Ему жутко нравилась эта игра и нравился этот красивый иностранного вида человек, роскошно одетый. Вера увидела Митю и сразу пошла к нему. Парень крикнул «о’кей!» и растворился в коридоре.
Вера спросила с улыбкой:
— Ты теперь меня уже покупаешь?
Митя пожал плечами:
— А что делать? Если тебя так не выпускали. Поедем?
Она кивнула. Они сели в такси, и Митя вспомнил одно место…
А Нэля уже начала печь пирожки — на дорогу и пирог — на ужин. Митя должен скоро приехать, не в двенадцать же они заканчивают работу?.. Хотя она не знает редакций… Она ничего не знает.

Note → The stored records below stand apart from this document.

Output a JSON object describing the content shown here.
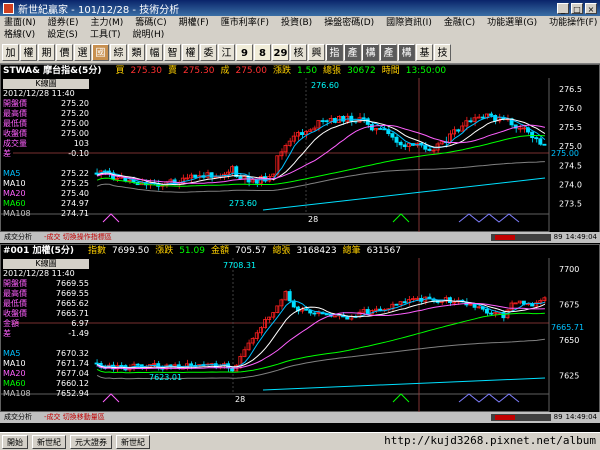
{
  "window": {
    "title": "新世紀贏家 - 101/12/28 - 技術分析"
  },
  "menu": {
    "row1": [
      "畫面(N)",
      "證券(E)",
      "主力(M)",
      "籌碼(C)",
      "期權(F)",
      "匯市利率(F)",
      "投資(B)",
      "操盤密碼(D)",
      "國際資訊(I)",
      "金融(C)",
      "功能選單(G)",
      "功能操作(F)"
    ],
    "row2": [
      "格線(V)",
      "設定(S)",
      "工具(T)",
      "說明(H)"
    ]
  },
  "toolbar": [
    "加",
    "權",
    "期",
    "價",
    "選",
    "國",
    "綜",
    "類",
    "幅",
    "智",
    "權",
    "委",
    "江",
    "9",
    "8",
    "29",
    "核",
    "興",
    "指",
    "產",
    "構",
    "產",
    "構",
    "基",
    "技"
  ],
  "panel1": {
    "name": "STWA& 摩台指&(5分)",
    "buy_lbl": "買",
    "buy": "275.30",
    "sell_lbl": "賣",
    "sell": "275.30",
    "deal_lbl": "成",
    "deal": "275.00",
    "chg_lbl": "漲跌",
    "chg": "1.50",
    "vol_lbl": "總張",
    "vol": "30672",
    "time_lbl": "時間",
    "time": "13:50:00",
    "info": {
      "title": "K線圖",
      "date": "2012/12/28 11:40",
      "rows": [
        [
          "開盤價",
          "275.20"
        ],
        [
          "最高價",
          "275.20"
        ],
        [
          "最低價",
          "275.00"
        ],
        [
          "收盤價",
          "275.00"
        ],
        [
          "成交量",
          "103"
        ],
        [
          "差",
          "-0.10"
        ]
      ],
      "ma": [
        [
          "MA5",
          "275.22"
        ],
        [
          "MA10",
          "275.25"
        ],
        [
          "MA20",
          "275.40"
        ],
        [
          "MA60",
          "274.97"
        ],
        [
          "MA108",
          "274.71"
        ]
      ]
    },
    "annotations": {
      "high": "276.60",
      "low": "273.60",
      "date": "28",
      "last": "275.00"
    },
    "axis": [
      "276.5",
      "276.0",
      "275.5",
      "275.0",
      "274.5",
      "274.0",
      "273.5"
    ]
  },
  "panel2": {
    "name": "#001 加權(5分)",
    "idx_lbl": "指數",
    "idx": "7699.50",
    "chg_lbl": "漲跌",
    "chg": "51.09",
    "amt_lbl": "金額",
    "amt": "705.57",
    "vol_lbl": "總張",
    "vol": "3168423",
    "cnt_lbl": "總筆",
    "cnt": "631567",
    "info": {
      "title": "K線圖",
      "date": "2012/12/28 11:40",
      "rows": [
        [
          "開盤價",
          "7669.55"
        ],
        [
          "最高價",
          "7669.55"
        ],
        [
          "最低價",
          "7665.62"
        ],
        [
          "收盤價",
          "7665.71"
        ],
        [
          "金額",
          "6.97"
        ],
        [
          "差",
          "-1.49"
        ]
      ],
      "ma": [
        [
          "MA5",
          "7670.32"
        ],
        [
          "MA10",
          "7671.74"
        ],
        [
          "MA20",
          "7677.04"
        ],
        [
          "MA60",
          "7660.12"
        ],
        [
          "MA108",
          "7652.94"
        ]
      ]
    },
    "annotations": {
      "high": "7708.31",
      "low": "7623.01",
      "date": "28",
      "last": "7665.71"
    },
    "axis": [
      "7700",
      "7675",
      "7650",
      "7625"
    ]
  },
  "strip1": {
    "left": "成交分析",
    "mid": "-成交 切換操作指標區",
    "zoom": "89",
    "time": "14:49:04"
  },
  "strip2": {
    "left": "成交分析",
    "mid": "-成交 切換移動量區",
    "zoom": "89",
    "time": "14:49:04"
  },
  "taskbar": [
    "開始",
    "新世紀",
    "元大證券",
    "新世紀"
  ],
  "watermark": "http://kujd3268.pixnet.net/album",
  "colors": {
    "candle_up": "#ff2020",
    "candle_down": "#00e0ff",
    "ma5": "#00c0ff",
    "ma10": "#ffffff",
    "ma20": "#ff60ff",
    "ma60": "#00ff00",
    "ma108": "#808080"
  }
}
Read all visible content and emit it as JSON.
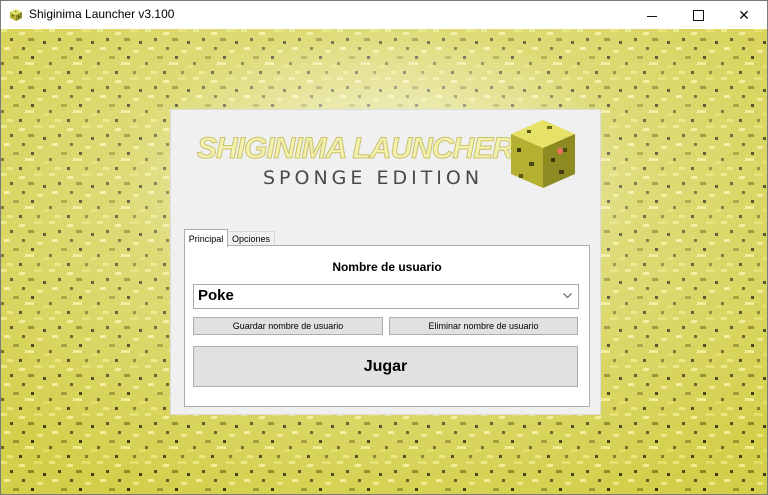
{
  "window": {
    "title": "Shiginima Launcher v3.100",
    "controls": {
      "minimize": "minimize",
      "maximize": "maximize",
      "close": "✕"
    }
  },
  "logo": {
    "line1": "SHIGINIMA LAUNCHER",
    "line2": "SPONGE EDITION"
  },
  "tabs": [
    {
      "label": "Principal",
      "active": true
    },
    {
      "label": "Opciones",
      "active": false
    }
  ],
  "main": {
    "username_label": "Nombre de usuario",
    "username_value": "Poke",
    "save_button": "Guardar nombre de usuario",
    "remove_button": "Eliminar nombre de usuario",
    "play_button": "Jugar"
  },
  "colors": {
    "sponge_light": "#e8e66a",
    "sponge_mid": "#c8c43a",
    "sponge_dark": "#4a4a12",
    "panel_bg": "#f0f0f0"
  }
}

Это вдруг ее огорчило, и она, сев на стул, руками в муке стала утирать слезы, внезапно закапавшие из глаз.
Вера сегодня задала определенную форму общения — как бы совсем отстраненную, и Мите ничего не оставалось, как покориться. Будто позади ни обид, ни страстей… а впереди — синее море и белый океанский лайнер.
Митя потихоньку вздохнул: с такой Верой каши, как говорится, не сваришь никакой. Все окончится светским трепом, а ему хотелось найти и сказать какие-то очень важные слова, чтобы она ждала его опять так, как те три года.

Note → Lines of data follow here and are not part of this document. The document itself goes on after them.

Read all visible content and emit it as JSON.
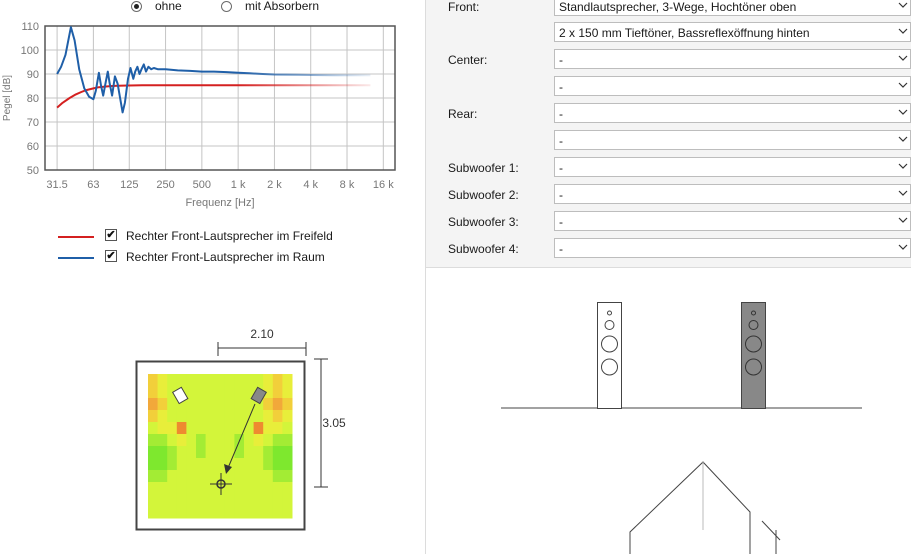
{
  "measurement": {
    "options": [
      {
        "label": "ohne",
        "selected": true
      },
      {
        "label": "mit Absorbern",
        "selected": false
      }
    ]
  },
  "chart_data": {
    "type": "line",
    "title": "",
    "xlabel": "Frequenz [Hz]",
    "ylabel": "Pegel [dB]",
    "xscale": "log",
    "xlim": [
      25,
      20000
    ],
    "ylim": [
      50,
      110
    ],
    "grid": true,
    "x_ticks": [
      "31.5",
      "63",
      "125",
      "250",
      "500",
      "1 k",
      "2 k",
      "4 k",
      "8 k",
      "16 k"
    ],
    "y_ticks": [
      "50",
      "60",
      "70",
      "80",
      "90",
      "100",
      "110"
    ],
    "series": [
      {
        "name": "Rechter Front-Lautsprecher im Freifeld",
        "color": "#d42020",
        "x": [
          31.5,
          35,
          40,
          45,
          50,
          55,
          63,
          70,
          80,
          90,
          100,
          125,
          160,
          200,
          250,
          315,
          400,
          500,
          630,
          800,
          1000,
          1250,
          1600,
          2000,
          3150,
          4000,
          6300,
          8000,
          12500
        ],
        "y": [
          76,
          78,
          80,
          81.5,
          82.5,
          83.3,
          84,
          84.5,
          84.8,
          85,
          85.1,
          85.2,
          85.3,
          85.3,
          85.3,
          85.3,
          85.3,
          85.3,
          85.3,
          85.3,
          85.3,
          85.3,
          85.3,
          85.3,
          85.3,
          85.3,
          85.3,
          85.3,
          85.3
        ]
      },
      {
        "name": "Rechter Front-Lautsprecher im Raum",
        "color": "#1f5fa8",
        "x": [
          31.5,
          34,
          37,
          39,
          41,
          44,
          48,
          53,
          58,
          63,
          66,
          70,
          73,
          76,
          80,
          83,
          86,
          90,
          95,
          100,
          105,
          110,
          115,
          122,
          128,
          135,
          140,
          146,
          152,
          158,
          165,
          172,
          180,
          190,
          200,
          215,
          250,
          315,
          400,
          500,
          630,
          800,
          1000,
          1250,
          1600,
          2000,
          3150,
          4000,
          6300,
          8000,
          12500
        ],
        "y": [
          90,
          93,
          98,
          104,
          109.5,
          104,
          92,
          84,
          80.5,
          79.5,
          83,
          90.5,
          85,
          81,
          87,
          91,
          86,
          81,
          89,
          86,
          80,
          74,
          78,
          88,
          92.5,
          88,
          91,
          93,
          90,
          92,
          94,
          91,
          93,
          92,
          92.5,
          92,
          92,
          91.5,
          91.3,
          91,
          91,
          90.8,
          90.5,
          90.3,
          90,
          89.8,
          89.7,
          89.6,
          89.5,
          89.5,
          89.5
        ]
      }
    ]
  },
  "legend": [
    {
      "label": "Rechter Front-Lautsprecher im Freifeld",
      "color": "#d42020",
      "checked": true
    },
    {
      "label": "Rechter Front-Lautsprecher im Raum",
      "color": "#1f5fa8",
      "checked": true
    }
  ],
  "room": {
    "width_label": "2.10",
    "depth_label": "3.05",
    "heatmap": [
      [
        2,
        1,
        0,
        0,
        0,
        0,
        0,
        0,
        0,
        0,
        0,
        0,
        1,
        2,
        1
      ],
      [
        2,
        1,
        0,
        0,
        0,
        0,
        0,
        0,
        0,
        0,
        0,
        0,
        1,
        2,
        1
      ],
      [
        3,
        2,
        0,
        0,
        0,
        0,
        0,
        0,
        0,
        0,
        0,
        0,
        2,
        3,
        2
      ],
      [
        2,
        1,
        0,
        0,
        0,
        0,
        0,
        0,
        0,
        0,
        0,
        0,
        1,
        2,
        1
      ],
      [
        0,
        1,
        1,
        4,
        0,
        0,
        0,
        0,
        0,
        0,
        0,
        4,
        1,
        1,
        0
      ],
      [
        -1,
        -1,
        0,
        1,
        0,
        -1,
        0,
        0,
        0,
        -1,
        0,
        1,
        0,
        -1,
        -1
      ],
      [
        -2,
        -2,
        -1,
        0,
        0,
        -1,
        0,
        0,
        0,
        -1,
        0,
        0,
        -1,
        -2,
        -2
      ],
      [
        -2,
        -2,
        -1,
        0,
        0,
        0,
        0,
        0,
        0,
        0,
        0,
        0,
        -1,
        -2,
        -2
      ],
      [
        -1,
        -1,
        0,
        0,
        0,
        0,
        0,
        0,
        0,
        0,
        0,
        0,
        0,
        -1,
        -1
      ],
      [
        0,
        0,
        0,
        0,
        0,
        0,
        0,
        0,
        0,
        0,
        0,
        0,
        0,
        0,
        0
      ],
      [
        0,
        0,
        0,
        0,
        0,
        0,
        0,
        0,
        0,
        0,
        0,
        0,
        0,
        0,
        0
      ],
      [
        0,
        0,
        0,
        0,
        0,
        0,
        0,
        0,
        0,
        0,
        0,
        0,
        0,
        0,
        0
      ]
    ]
  },
  "speaker_config": {
    "rows": [
      {
        "label": "Front:",
        "value": "Standlautsprecher, 3-Wege, Hochtöner oben"
      },
      {
        "label": "",
        "value": "2 x 150 mm Tieftöner, Bassreflexöffnung hinten"
      },
      {
        "label": "Center:",
        "value": "-"
      },
      {
        "label": "",
        "value": "-"
      },
      {
        "label": "Rear:",
        "value": "-"
      },
      {
        "label": "",
        "value": "-"
      },
      {
        "label": "Subwoofer 1:",
        "value": "-"
      },
      {
        "label": "Subwoofer 2:",
        "value": "-"
      },
      {
        "label": "Subwoofer 3:",
        "value": "-"
      },
      {
        "label": "Subwoofer 4:",
        "value": "-"
      }
    ]
  }
}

Он взглядывал на нее время от времени и видел, что лицо у нее довольное и как бы тайно улыбающееся, и подивился тому, как мгновенно она может меняться.
Вчера — это была несчастная, глубоко любящая женщина, сегодня — веселая молодая девица, у которой на уме разве что флирт, не более. Это и обнадеживало как-то, а вроде бы наоборот — толкало в пространство никаких отношений… Он решил везти ее на Лосиный остров. Сейчас рабочее время, и там сейчас народу практически нет, и они смогут побыть там в одиночестве. Но с сегодняшней Верой вряд ли что получится. Она забыла, что он завтра улетает?..

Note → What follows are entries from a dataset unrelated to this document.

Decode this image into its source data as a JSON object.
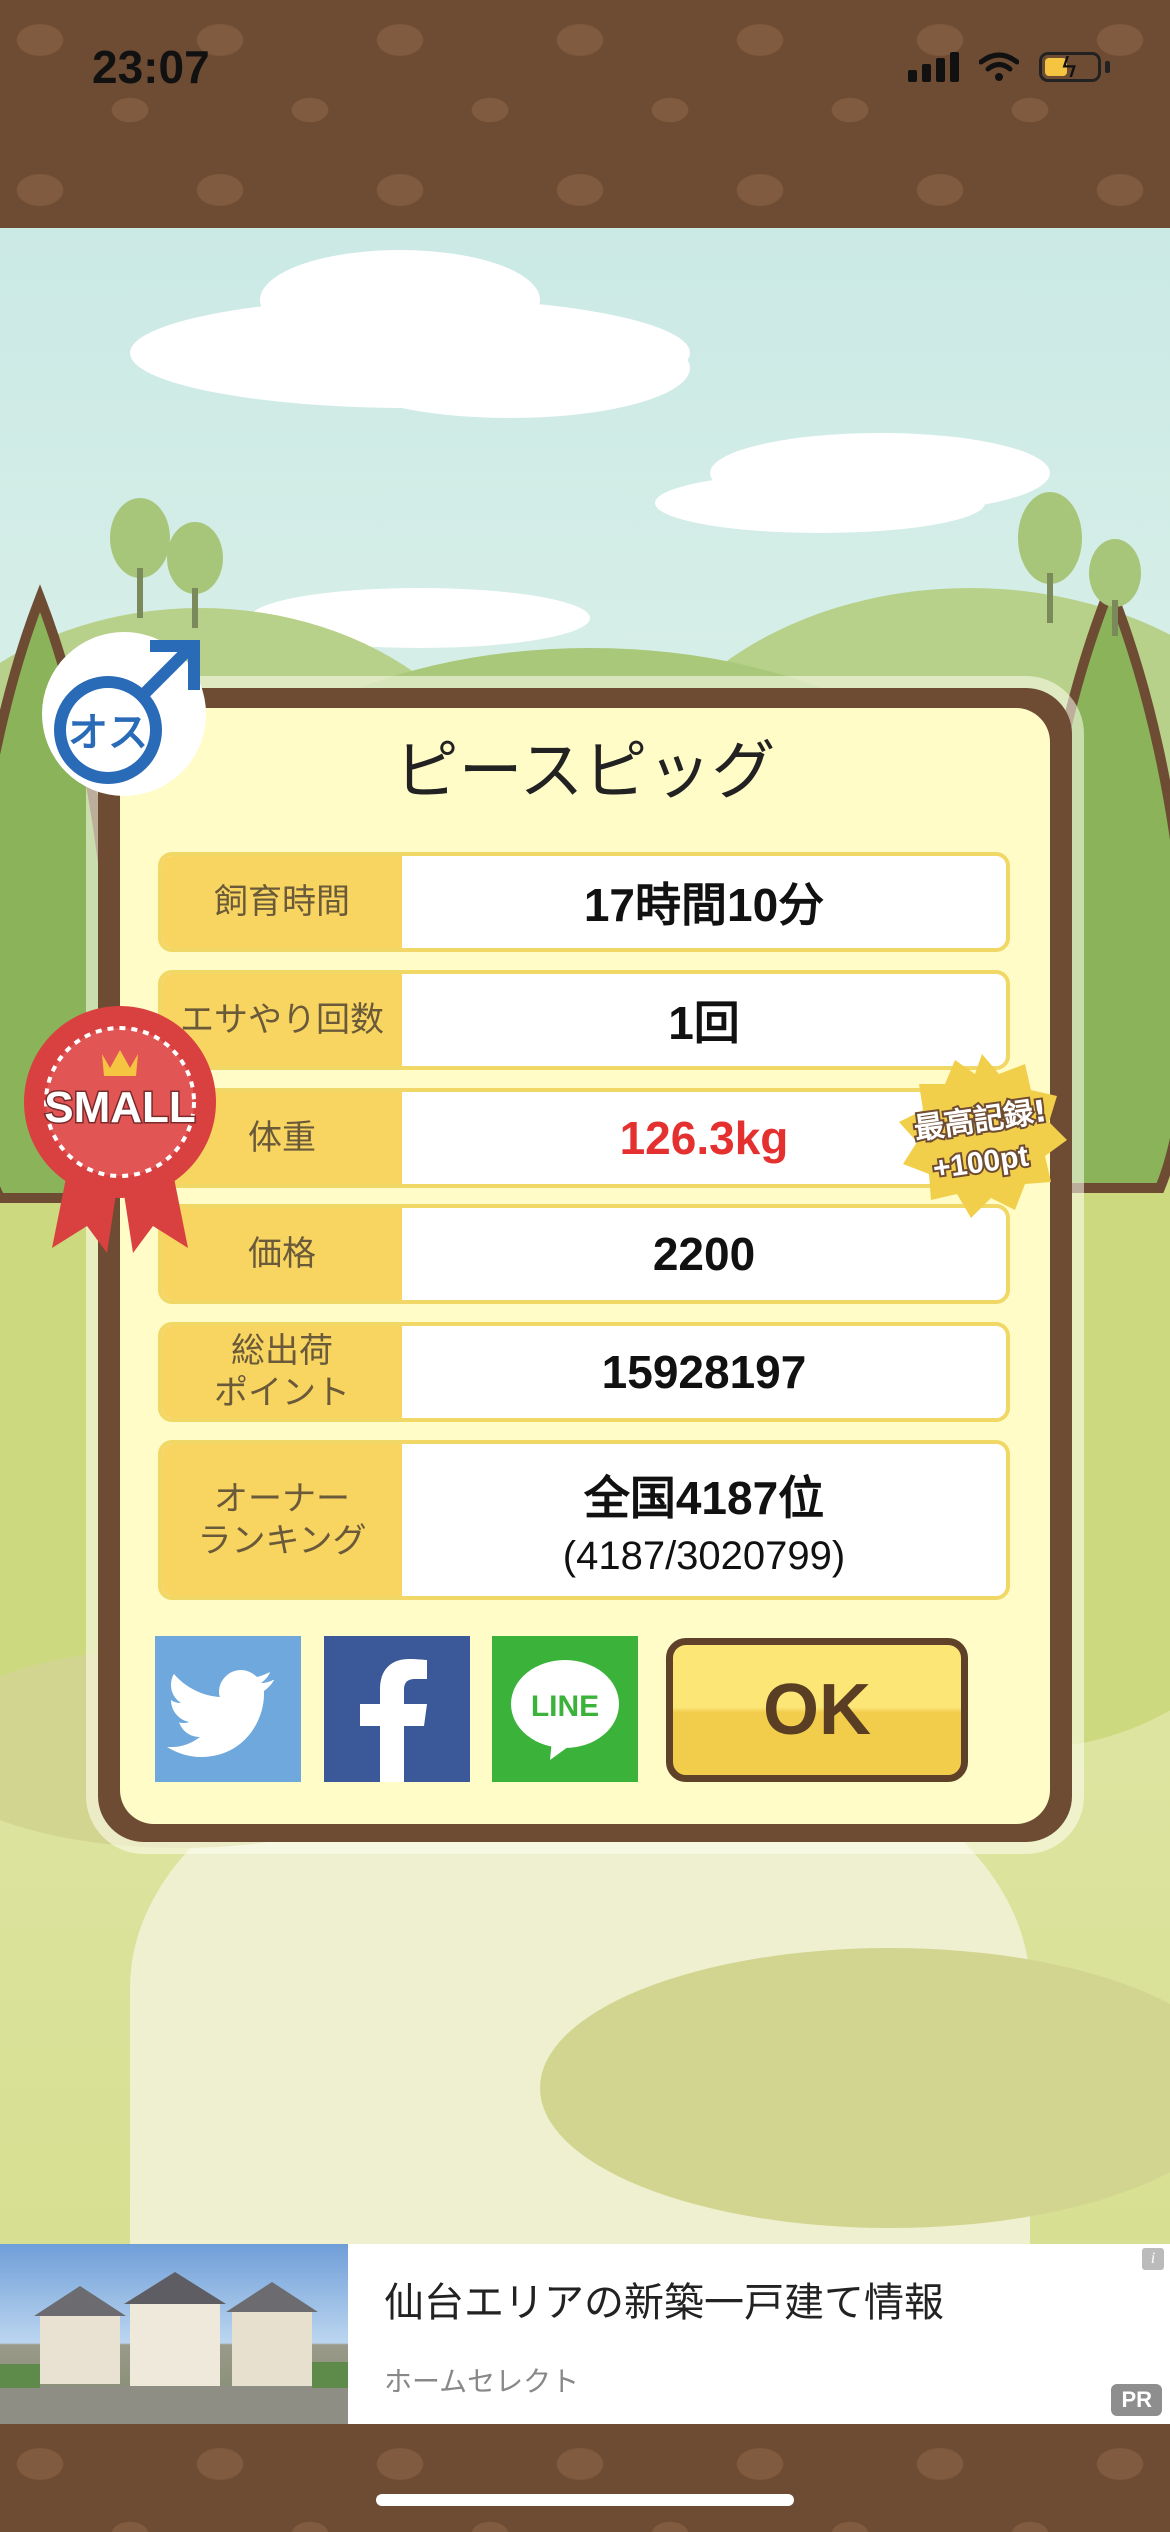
{
  "status_bar": {
    "time": "23:07",
    "battery_color": "#f5c542"
  },
  "dialog": {
    "title": "ピースピッグ",
    "rows": [
      {
        "label": "飼育時間",
        "value": "17時間10分"
      },
      {
        "label": "エサやり回数",
        "value": "1回"
      },
      {
        "label": "体重",
        "value": "126.3kg",
        "value_color": "#e53030"
      },
      {
        "label": "価格",
        "value": "2200"
      },
      {
        "label": "総出荷\nポイント",
        "value": "15928197"
      },
      {
        "label": "オーナー\nランキング",
        "value": "全国4187位",
        "sub_value": "(4187/3020799)"
      }
    ],
    "share_buttons": [
      {
        "name": "twitter",
        "icon": "twitter-bird-icon",
        "color": "#6fa8dc"
      },
      {
        "name": "facebook",
        "icon": "facebook-f-icon",
        "color": "#3b5998",
        "label": "f"
      },
      {
        "name": "line",
        "icon": "line-icon",
        "color": "#3bb33a",
        "label": "LINE"
      }
    ],
    "ok_label": "OK"
  },
  "badges": {
    "gender": {
      "label": "オス",
      "icon": "male-symbol-icon",
      "color": "#2a6bb8"
    },
    "size_ribbon": {
      "label": "SMALL",
      "color": "#d94040"
    },
    "record": {
      "line1": "最高記録!",
      "line2": "+100pt",
      "color": "#f1cf4a"
    }
  },
  "ad": {
    "title": "仙台エリアの新築一戸建て情報",
    "source": "ホームセレクト",
    "pr_label": "PR",
    "info_label": "i"
  }
}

Она не забыла, ничего не забыла, но сказала себе: не будь расхристанной дурочкой, каковая ты есть. Таких перестают любить. Таких бросают. С такими не считаются. О таких забывают через минуту, как перестают видеть. Не-ет, Митенька, любимый, с тобой нельзя быть честной!.. Она будет сегодня твердой и кусачей. Вот так уж, прости, милый…
И Вера часто смеялась на любое почти слово, закидывая голову. Митя видел ее белую, длинную, с длинными пальцами руку, которая плавно двигалась в пространстве машины: то поправляла притемненные очки, то барабанила по стеклу, то закладывала рассыпающиеся волосы за ухо. Рука эта не делала только одного: не обнимала Митю, не брала его за руку, не дотрагивалась до него никак.
Всего такого будто и не было никогда. И не будет. Митя чувствовал, как надежда утекает из его сердца, и оно катастрофически пустеет. Но все равно он счастлив, что эта женщина, — казалось, когда-то давным-давно, — принадлежала ему и плакала от любви и горя…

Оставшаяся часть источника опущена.